On Saturday, 6 July 2013 at 01:35:28 UTC, Ali Çehreli wrote:
> On 07/05/2013 05:41 PM, Max Strakhov wrote:
> Here is one that works:
>
> import core.stdc.stdio;
> import std.string;
>
> string convFormat(string s)
> {
>     return s ~ '\n';
> }
>
> void myPrintf(T...)(string s, T args)
> {
>     printf(convFormat(s).toStringz, args);
> }
>
> void main()
> {
>     myPrintf("format %d %f %c %s", 42, 1.5, 'a', 
> "hello".toStringz);
> }

You only converted the format string with was not in the 
question.

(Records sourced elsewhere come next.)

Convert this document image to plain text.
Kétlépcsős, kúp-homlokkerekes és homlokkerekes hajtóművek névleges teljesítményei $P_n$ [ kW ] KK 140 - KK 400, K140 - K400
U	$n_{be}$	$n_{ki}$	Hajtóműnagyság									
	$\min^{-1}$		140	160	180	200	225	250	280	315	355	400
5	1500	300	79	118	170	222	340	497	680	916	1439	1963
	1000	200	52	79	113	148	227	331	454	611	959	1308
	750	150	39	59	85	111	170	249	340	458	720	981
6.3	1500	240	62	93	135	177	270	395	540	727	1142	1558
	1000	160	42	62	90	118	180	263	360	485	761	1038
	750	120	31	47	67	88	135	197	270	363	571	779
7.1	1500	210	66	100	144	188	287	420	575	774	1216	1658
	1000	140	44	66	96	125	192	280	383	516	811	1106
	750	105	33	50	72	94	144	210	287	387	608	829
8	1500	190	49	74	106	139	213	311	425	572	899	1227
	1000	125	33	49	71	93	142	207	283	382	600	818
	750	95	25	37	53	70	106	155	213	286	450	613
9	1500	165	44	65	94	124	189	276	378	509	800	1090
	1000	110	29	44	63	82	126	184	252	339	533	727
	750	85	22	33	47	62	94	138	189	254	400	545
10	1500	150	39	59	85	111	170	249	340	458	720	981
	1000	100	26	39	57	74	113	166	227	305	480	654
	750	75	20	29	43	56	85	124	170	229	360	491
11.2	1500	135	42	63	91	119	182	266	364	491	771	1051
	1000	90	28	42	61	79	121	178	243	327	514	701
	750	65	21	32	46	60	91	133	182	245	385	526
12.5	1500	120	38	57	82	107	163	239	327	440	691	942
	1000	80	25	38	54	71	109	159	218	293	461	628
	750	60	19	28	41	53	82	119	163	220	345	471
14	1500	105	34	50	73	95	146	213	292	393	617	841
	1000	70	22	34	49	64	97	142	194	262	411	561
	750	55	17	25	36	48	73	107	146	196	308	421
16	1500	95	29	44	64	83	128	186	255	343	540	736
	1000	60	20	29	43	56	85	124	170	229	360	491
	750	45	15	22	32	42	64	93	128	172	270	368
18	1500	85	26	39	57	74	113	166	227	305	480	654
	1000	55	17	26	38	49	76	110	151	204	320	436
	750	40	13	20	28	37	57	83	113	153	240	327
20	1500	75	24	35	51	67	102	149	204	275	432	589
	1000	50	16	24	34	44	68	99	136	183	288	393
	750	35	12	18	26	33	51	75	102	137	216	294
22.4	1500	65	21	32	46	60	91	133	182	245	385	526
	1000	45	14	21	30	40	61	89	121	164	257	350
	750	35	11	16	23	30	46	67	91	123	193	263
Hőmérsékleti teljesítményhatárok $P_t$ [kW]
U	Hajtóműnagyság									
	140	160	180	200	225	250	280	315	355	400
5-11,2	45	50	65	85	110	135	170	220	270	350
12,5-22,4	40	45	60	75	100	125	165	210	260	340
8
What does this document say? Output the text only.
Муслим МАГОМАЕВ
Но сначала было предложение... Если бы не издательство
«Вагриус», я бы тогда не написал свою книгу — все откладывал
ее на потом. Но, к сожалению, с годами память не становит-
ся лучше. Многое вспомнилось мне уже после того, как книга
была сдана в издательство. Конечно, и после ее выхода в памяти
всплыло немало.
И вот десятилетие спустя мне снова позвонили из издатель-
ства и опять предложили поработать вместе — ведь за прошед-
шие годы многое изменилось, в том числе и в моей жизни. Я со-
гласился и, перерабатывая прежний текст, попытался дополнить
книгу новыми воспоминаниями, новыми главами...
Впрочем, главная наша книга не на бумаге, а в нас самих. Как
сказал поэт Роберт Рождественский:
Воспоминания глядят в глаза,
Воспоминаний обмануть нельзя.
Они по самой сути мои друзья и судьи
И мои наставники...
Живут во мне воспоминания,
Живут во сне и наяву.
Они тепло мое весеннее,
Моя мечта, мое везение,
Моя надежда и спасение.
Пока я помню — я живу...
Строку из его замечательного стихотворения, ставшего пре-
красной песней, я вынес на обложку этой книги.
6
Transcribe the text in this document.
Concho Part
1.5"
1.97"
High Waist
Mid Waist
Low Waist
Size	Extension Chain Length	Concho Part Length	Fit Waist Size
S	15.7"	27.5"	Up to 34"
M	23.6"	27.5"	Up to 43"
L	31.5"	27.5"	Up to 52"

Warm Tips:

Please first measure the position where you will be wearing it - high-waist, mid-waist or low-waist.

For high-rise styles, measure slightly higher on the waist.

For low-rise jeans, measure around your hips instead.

I need to convert all args by a template function, but 
your example is actually better than mine.
Suppose, i want my own string representation of primitive types, 
then in c++ i would write those two functions:
convFormat("format %d %f %c %s") -> std::string("format %s %s %s 
%s")
conv(42) -> std::string("int(42)")
conv(1.5)-> std::string("float(1.5)")
etc.
and the resulting printf:
template<typename ... Args>
void myPrintf(const char * format, Args&& ... args) {
    printf(convFormat(format).c_str(), 
conv(std::forward<Args>(args)).c_str()...);
}
And that would do the job. Can i somehow do the same thing in D?